After making gains for Asian Americans in the field of health disparities, Chu recognized it was vital to ensure all diverse populations were served. In his last decade at NCI, he nurtured the creation of a Center–CRCHD, dedicated to just that. He provided leadership in the establishment of a number of community-based programs for diverse populations, including the development of the $100 million Community Networks Center Program, consisting of 23 government-funded sites mandated to establish centers across the US for reducing cancer disparities through outreach, research and training. Chu's major legacy at CRCHD, however, was laying the foundation for and spawning cancer health disparities research encompassing not just social sciences, but also basic sciences.
"Ken Chu is one of those extraordinary individuals who, for almost four decades, made seminal observations that are key to our understanding of cancer health disparities research," says Springfield. Chu was not only a prolific researcher but, as Chief of the Disparities Research Branch, he was also a great mentor. Those who worked with him affirm he helped raise their game to a higher level.
Looking back, Chu claims he has a force inside of him that he doesn't quite understand, but it's one that drives him to seek the truth and strive for excellence. He admits that may have caused him to step on some people's toes. "It's just that when I see something wrong, I feel the need to stand up and right it," he says. Chu wasn't shy about his opinions, but they were always voiced with honesty and compassion, say those who know him well.
Although Chu may have chanced upon his first job in the cancer field, "Do what you love and love what you do" are apt words to describe his long term at NCI. "It's a pleasure to pursue opportunities you perceive to be important. It never feels like work because you're doing what you love," says Chu. "That's the beauty of the NIH atmosphere."
Reflecting on his long and prolific career, Chu muses that "Science is like sand on a beach. Whatever footprints you make may change over time and may even get washed away as new discoveries are made. It's a humbling experience," he says. "You hope you make an impact, but you don't know how long it will last."

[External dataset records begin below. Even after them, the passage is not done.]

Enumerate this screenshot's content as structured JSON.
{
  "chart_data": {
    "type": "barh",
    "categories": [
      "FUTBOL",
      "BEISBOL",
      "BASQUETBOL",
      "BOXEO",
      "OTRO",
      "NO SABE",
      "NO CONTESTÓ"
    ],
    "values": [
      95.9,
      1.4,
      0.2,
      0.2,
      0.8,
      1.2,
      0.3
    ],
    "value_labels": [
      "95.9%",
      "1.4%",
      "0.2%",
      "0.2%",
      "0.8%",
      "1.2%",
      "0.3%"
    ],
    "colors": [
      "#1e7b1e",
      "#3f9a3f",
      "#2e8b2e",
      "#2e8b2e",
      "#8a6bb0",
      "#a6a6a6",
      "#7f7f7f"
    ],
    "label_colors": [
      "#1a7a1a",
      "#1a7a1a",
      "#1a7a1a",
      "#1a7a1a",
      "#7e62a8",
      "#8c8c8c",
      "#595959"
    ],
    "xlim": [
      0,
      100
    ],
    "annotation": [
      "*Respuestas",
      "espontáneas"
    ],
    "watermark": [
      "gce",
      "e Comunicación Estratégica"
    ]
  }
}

While no one knows for sure how long Chu's footprints will last, what is certain is that there are big shoes to fill at CRCHD and NCI.
Chu hasn't any firm retirement plans as of yet, "which is not like me to not plan ahead," he laughs. All he knows is that at a minimum, it will include golf, travel and quality time with his wife, Irene, daughters, Katherine Hickman and Kristine Chu, and grandchildren, Chloe and Haley Hickman. Judging from his past, it will be a retirement path with many interesting twists and turns along the way.